Developer diary 1

Because I created my heterocyst simulation a long time before I got a blog, I can't write about my progress in creating the simulation. However, I have collected some fragments of some emails I sent Guy while I was working on the program. Some of the analysis I write about, and include in later updates. I also found a brief history of the program at the top of the code. As you can see it took me quite a long time to get anywhere.

Jul 04  Got working with simpler reactions
Aug 04  Added enzyme kinetics and diffusion
Oct 04  Added protein degradation and transcription factors
Jan 05  Tidied enzyme and metabolite variables; added replication
Jan 05  Changed regulation system and added (im-/ex- portable) genetics
Feb 05  Integrated crossing program for evolution
Feb 05  Changed regulation to consensus system and separate inhibitors

July 2004

Wikipedia has no results for heterocysts. I'm tempted to write one later.

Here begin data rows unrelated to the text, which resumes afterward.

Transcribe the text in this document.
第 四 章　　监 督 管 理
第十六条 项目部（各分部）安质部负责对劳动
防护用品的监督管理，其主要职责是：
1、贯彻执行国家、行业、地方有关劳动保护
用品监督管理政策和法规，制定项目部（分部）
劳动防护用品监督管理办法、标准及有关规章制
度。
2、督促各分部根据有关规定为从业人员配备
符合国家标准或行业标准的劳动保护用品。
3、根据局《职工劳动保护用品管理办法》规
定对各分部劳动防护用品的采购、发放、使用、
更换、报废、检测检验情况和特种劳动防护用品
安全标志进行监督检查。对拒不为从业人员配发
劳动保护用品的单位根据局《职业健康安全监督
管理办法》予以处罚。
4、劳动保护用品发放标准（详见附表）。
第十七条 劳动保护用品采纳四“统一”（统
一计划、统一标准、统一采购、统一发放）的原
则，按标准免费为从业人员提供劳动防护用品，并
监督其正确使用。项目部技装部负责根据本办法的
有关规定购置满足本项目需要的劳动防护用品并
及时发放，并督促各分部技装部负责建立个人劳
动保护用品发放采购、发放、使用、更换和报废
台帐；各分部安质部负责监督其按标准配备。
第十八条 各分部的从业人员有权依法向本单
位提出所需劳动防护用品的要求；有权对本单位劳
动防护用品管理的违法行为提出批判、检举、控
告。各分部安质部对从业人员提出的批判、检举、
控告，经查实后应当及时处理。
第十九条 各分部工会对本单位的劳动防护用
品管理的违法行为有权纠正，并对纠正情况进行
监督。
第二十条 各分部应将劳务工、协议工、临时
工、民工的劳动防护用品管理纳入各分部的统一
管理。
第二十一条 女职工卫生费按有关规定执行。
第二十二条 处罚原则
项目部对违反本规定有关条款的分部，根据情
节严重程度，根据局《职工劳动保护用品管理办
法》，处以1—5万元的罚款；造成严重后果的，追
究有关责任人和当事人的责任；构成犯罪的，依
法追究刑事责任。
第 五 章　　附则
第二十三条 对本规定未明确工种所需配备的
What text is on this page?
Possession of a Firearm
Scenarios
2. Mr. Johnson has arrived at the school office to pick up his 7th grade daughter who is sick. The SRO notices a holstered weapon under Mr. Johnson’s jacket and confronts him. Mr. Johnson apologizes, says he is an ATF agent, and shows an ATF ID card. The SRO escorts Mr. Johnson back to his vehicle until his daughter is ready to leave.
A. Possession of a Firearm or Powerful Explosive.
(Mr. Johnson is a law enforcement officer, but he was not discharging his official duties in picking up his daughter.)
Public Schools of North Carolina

I did write one later; it's here. It remains one of the few articles that I've created from scratch.

20th January 2005

Those damn heterocysts kept me up until passed 4 the other morning. I can't remember why, but it probably had something to do with avoiding work, that I decided to look at my heterocyst program again and mess about with it. I managed to sort a few things out and of course thought of hundreds more things I should do...

... just as I hope to evolve some heterocysts some day.

30th January 2005

I finally got my heterocysts to replicate and spontaneous form along the growing filament at regular intervals. It's mesmerising to watch them appear, which is why I've spent most of the day staring at a screen of numbers and coloured boxes with excitement. I've also managed to generalise lots of variable for the regulation system and so I've started a little evolution. Of the fifteen mutants of my original heterocyst, three performed ever so slightly more efficiently (grew faster), and loads performed terribly. I think it will take hours to get any really nice results, especially as you need quite a large population for any decent evolution. And loads of generations.

It would be nice to start with no regulation system and try and evolve it, but that would take a long time.

7th Feburary 2005

My heterocyst evolution program is becoming more and more autonomous, so I can leave it evolving all day while I am at lectures. And they're doing well. It's amazing how fast they seem to improve. I wonder if they'll reach a limit some time soon.

8th Feburary 2005

I may email you stuff about heterocyst evolution that I have found. Last night, there was a great, super fast mutation, but after the program had been running for hours and I stopped the program to copy the data to Excel, I accidentally ran the program again, re-writing all the data. Man, I was annoyed. Fortunately, I have since got a mutation that I think is as fast, and if not another generation should do it. I suppose in all of evolution fit individuals have been unlucky (struck by lightening or whatever), so this just mimics that.